One of the critical questions moving forward is how to scale variant curation and interpretation to cover the thousands of genes associated with Mendelian disorders. Errors in classification or annotation can have clinical consequences. For example, several BRCA variants have been downgraded from pathogenic to VUS, a situation particularly likely when such variants have been identified in understudied populations, where control data might not have been available at the time of original classification.28,29 For individuals who had prophylactic mastectomies based on inaccurate classification or misinterpretation, this impact is real.30 This underscores the importance of obtaining genetic variation data from populations of diverse ancestry. This can be achieved by infusing the culture of data sharing into genetic testing labs across the globe and ensuring broad access to genetic testing services to underrepresented populations. The large numbers of clinical tests being performed, the increasing willingness of academic and commercial interests to share data, and the existence of expert panels to provide ongoing classification create a virtuous cycle. The actions of the inherited cancer susceptibility research community can serve as a model for scaling of variant curation.

One lesson we can take from the classification of variants in BRCA and BRCA2 and other cancer-predisposition genes is that there is not a universal approach to variant classification. For each gene/syndrome, classification of variants using integrated multifactorial models may require creating gene-specific tools and collecting disease-specific phenotypic data. It is critical not to lower our standards on what evidence is required for variant classification. Over 20 years of BRCA research and extensive testing data were required to arrive at our current depth of knowledge.

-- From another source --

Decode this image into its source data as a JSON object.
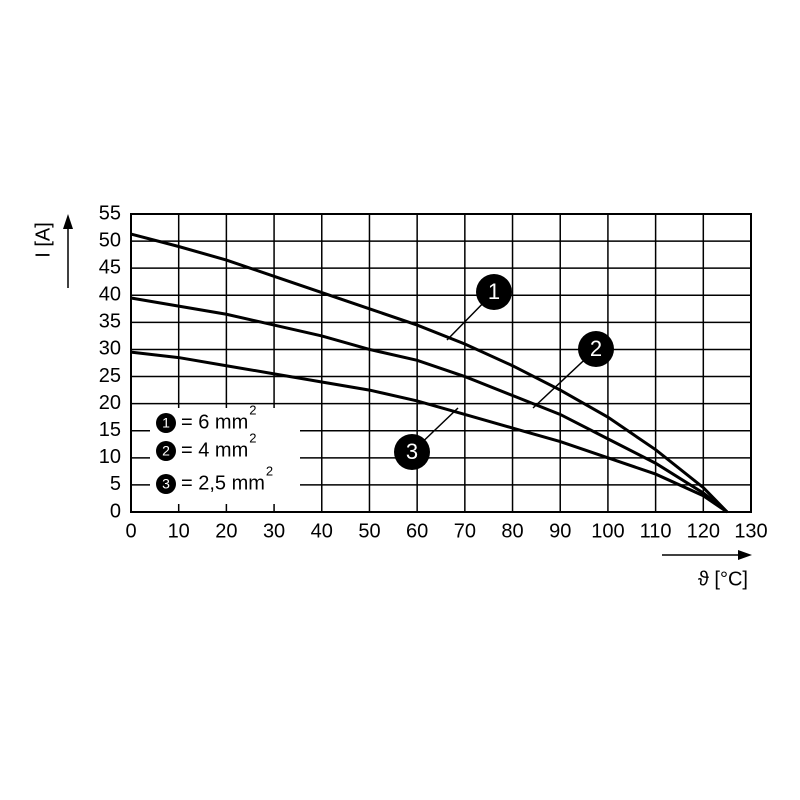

Moving forward, we expect that the pace of variant classification and integration of genetic data into clinical settings will increase, led not only by technological innovations but also by our evolving understanding of the data required for each gene.

The history of variant classification for inherited breast and ovarian cancer has produced a set of best practices for the BRCA genes. This history can inform the field as we endeavor to understand variation in other genes. Generating such knowledge takes energy, time, and funding to generate and disseminate. In the short term, we need to be honest, comfortable, and transparent with the elements of uncertainty currently present when evaluating the clinical impact of genetic variation. The sharing of sequence and phenotypic data by researchers and clinical testing labs from around the world, serving multiple diverse populations, is essential to the classification process. We need to be aware of what has been done before so as not to “reinvent the wheel” but rather to leverage the strides that have been made in understanding the phenotypic implications of genetic variation.